After The Funding Round: Now Valued At $3 Billion, Stord Rolls Out New Physical Intelligence Lab.

 

A decade ago, Hypepotamus wrote its first article about Stord, a new startup coming out of Georgia Tech, with its pitch for a storage solution. A year later, we wrote about the startup’s pivot to a warehousing industry.

Today, Stord is a pillar of the Atlanta tech industry, garnering backing from some of the top investment firms in the US and with over 100 facilities worldwide. The company is starting the summer off with the announcement it has closed a $250 million Series F funding round at a $3 billion valuation. The fundraise comes a year after Stord raised $200 million, in a mix of debt and equity.

This new Series F funding round’s investors include existing investors Strike Capital, Kleiner Perkins, Founders Fund, Franklin Templeton, Baillie Gifford, G Squared, Bond, and Lux, among others.

“Commerce infrastructure gets built once. From our earliest conversations with Sean Henry, it was clear Stord was assembling something rare: software, physical infrastructure, and AI combined in a way that turns fulfillment into a competitive advantage rather than a cost center,” John Lagomarsino of Strike Capital said in a press statement. “We believe the rise of agentic purchasing will increasingly favor platforms where software and physical operations are deeply integrated. Stord is building that infrastructure. That is why Strike is proud to deepen our partnership in this round.”

 

Behind Stord’s Growth

Stord reports 10x revenue growth over the last four years.

Over the last year, Stord has nearly doubled its engineering headcount while tripling product output, Steve Swan, Stord’s President and COO, told Hypepotamus.

Stord’s COO Steve Swan (from LinkedIn)

“Two acquisitions drove significant expansion in the past year: Ware2Go,  acquired from UPS, which added vetted U.S. partner facilities and technology capabilities at  scale; and Shipwire, acquired from CEVA Logistics, which extended our global reach further.
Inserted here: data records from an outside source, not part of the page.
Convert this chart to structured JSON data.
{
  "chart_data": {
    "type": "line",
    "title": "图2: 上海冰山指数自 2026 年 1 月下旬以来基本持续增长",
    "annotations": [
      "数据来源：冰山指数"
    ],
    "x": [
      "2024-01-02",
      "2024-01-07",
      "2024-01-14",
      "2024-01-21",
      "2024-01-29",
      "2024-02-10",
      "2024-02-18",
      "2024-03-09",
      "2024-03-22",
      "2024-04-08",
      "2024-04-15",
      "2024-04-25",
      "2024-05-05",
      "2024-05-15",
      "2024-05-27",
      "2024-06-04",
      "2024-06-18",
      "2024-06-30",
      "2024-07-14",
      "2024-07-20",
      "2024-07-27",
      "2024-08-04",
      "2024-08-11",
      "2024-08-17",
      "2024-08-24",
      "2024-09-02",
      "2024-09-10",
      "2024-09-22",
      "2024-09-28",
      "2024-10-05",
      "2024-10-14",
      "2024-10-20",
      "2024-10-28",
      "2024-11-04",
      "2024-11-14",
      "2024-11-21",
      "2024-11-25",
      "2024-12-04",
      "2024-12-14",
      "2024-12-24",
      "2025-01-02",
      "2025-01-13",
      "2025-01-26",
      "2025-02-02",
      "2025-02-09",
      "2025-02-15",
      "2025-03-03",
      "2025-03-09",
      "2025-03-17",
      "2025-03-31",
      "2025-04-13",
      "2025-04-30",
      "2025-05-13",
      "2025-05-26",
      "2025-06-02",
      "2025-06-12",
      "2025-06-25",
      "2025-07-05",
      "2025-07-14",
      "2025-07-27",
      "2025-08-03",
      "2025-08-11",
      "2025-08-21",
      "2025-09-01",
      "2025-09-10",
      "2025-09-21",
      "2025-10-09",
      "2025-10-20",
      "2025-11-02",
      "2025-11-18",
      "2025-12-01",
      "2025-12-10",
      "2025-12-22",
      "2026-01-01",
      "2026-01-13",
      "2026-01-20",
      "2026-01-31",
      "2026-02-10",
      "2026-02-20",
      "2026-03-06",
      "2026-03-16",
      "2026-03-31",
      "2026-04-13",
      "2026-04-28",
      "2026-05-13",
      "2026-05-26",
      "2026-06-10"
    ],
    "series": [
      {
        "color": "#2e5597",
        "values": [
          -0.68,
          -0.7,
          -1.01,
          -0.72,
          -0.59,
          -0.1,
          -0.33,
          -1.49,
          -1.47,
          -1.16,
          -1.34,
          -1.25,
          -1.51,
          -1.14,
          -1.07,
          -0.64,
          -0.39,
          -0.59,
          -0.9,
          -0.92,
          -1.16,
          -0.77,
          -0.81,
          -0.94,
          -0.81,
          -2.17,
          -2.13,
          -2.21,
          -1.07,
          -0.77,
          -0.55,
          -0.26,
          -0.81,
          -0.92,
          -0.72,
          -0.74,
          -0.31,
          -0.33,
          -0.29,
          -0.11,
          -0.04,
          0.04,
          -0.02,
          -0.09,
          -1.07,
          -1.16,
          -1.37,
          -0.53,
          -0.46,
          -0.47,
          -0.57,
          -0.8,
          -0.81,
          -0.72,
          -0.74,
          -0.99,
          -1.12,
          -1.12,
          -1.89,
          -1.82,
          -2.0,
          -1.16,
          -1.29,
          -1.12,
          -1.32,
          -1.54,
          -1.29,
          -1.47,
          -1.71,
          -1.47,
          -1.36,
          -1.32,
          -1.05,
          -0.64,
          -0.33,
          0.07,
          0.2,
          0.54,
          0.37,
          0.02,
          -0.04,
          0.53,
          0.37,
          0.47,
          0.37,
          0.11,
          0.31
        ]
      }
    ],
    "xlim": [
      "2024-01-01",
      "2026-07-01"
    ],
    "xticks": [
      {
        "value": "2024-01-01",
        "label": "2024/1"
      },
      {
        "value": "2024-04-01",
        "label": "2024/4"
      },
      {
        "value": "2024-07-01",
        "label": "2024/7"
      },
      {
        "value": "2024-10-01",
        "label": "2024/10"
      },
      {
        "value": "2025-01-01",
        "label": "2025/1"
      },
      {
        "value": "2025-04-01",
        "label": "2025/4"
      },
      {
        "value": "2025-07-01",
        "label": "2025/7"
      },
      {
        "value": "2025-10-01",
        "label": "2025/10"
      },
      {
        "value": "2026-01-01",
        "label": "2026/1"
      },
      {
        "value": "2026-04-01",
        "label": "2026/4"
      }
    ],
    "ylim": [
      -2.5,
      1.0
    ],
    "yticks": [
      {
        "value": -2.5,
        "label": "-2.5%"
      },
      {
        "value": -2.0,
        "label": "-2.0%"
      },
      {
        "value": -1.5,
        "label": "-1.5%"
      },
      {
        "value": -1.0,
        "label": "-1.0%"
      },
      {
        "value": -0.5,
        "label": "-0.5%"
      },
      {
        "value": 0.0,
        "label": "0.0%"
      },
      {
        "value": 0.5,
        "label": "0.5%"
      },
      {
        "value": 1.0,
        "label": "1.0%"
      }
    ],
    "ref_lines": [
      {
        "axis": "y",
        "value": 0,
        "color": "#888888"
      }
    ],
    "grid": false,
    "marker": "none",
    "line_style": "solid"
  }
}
We  also opened a new fulfillment center in Atlanta and acquired a Dallas-area facility from American  Eagle Outfitters after the closure of Quiet Logistics, inheriting their customer base and team  alongside it,” he added. “The physical footprint and the headcount tell the same story: Stord is building infrastructure at a  pace that reflects genuine market demand, not capital deployment for its own sake.”

“What Performs, Deploys”

On top of the fundraising announcement, Stord said it is rolling out a Labs space at its Atlanta HQ.

In a video announcement, CEO and co-founder Sean Henry said that it was all about creating the “physical intelligence layer” for independent commerce. The Labs space will be where the company builds and validates agentic AI, robotics, and advanced automation against real orders. What is tested and validated in the physical lab can be deployed into Stord’s nearly 100 facilities around the world with no additional re-integration steps needed.
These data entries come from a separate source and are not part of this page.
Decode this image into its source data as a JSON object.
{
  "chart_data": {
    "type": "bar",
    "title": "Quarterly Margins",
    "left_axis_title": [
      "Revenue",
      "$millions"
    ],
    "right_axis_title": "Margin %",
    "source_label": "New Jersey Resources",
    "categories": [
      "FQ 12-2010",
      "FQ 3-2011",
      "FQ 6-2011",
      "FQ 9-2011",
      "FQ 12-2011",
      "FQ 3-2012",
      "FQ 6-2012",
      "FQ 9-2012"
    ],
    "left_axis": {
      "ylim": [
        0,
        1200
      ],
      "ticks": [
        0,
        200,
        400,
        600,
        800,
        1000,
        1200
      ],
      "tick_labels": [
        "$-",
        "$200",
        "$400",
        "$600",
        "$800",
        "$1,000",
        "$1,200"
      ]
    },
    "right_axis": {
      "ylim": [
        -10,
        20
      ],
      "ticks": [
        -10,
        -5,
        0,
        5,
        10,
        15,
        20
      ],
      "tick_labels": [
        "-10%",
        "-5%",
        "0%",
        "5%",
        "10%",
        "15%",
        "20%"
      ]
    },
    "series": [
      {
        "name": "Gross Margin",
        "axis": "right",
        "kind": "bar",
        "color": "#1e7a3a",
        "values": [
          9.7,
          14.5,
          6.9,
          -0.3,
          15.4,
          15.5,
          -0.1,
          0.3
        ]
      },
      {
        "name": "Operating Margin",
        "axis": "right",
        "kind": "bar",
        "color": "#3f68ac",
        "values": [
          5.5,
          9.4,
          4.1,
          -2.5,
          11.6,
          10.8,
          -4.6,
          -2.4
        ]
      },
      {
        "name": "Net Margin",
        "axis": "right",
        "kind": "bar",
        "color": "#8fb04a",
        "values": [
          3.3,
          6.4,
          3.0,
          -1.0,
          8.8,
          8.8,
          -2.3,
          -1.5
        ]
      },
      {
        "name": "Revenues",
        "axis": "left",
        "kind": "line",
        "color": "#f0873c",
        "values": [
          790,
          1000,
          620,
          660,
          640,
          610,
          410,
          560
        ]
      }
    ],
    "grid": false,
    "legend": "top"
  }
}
Stord Labs is a “living environment” that “replicates the full  arc of modern fulfillment — receiving, storage, picking, packing, shipping, and returns,” Swan told Hypepotamus. “What performs, deploys. What doesn’t gets cut quickly.  No prolonged pilots. No vendor-managed assessments. The data decides.”
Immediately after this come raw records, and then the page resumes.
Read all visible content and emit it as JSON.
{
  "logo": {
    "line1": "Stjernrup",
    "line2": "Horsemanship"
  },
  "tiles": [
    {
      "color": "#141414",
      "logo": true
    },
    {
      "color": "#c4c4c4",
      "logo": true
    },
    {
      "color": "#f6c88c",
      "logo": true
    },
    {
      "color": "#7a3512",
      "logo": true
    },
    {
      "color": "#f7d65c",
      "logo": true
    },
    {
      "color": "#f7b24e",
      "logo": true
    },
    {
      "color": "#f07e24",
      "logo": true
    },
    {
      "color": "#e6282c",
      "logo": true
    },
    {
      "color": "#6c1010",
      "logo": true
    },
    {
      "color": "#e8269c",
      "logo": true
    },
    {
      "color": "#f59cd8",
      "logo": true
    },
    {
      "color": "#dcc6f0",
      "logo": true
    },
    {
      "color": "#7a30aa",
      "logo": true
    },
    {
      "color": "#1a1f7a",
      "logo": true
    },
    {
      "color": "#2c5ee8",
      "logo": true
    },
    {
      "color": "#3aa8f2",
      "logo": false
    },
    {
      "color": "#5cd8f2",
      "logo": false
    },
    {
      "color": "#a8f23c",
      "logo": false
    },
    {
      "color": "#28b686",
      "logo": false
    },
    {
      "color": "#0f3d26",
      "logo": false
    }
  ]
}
“Stord Labs exists because the team recognized a constraint no one in independent commerce had solved: you cannot build physical intelligence in simulation,” Swan added. “The lesson behind that principle came from hard experience evaluating robotics and automation  vendors. A system that runs cleanly in a controlled environment with a single product type and  predictable order patterns can fail completely the moment it hits live operations. No demo environment replicates the variability of a real multi-client fulfillment operation: mixed SKU  profiles, variable order sizes, seasonal demand swings, and the human stakes of real consumer  orders. The only way to develop physical intelligence that actually works is to build it against the physical reality it will operate in.”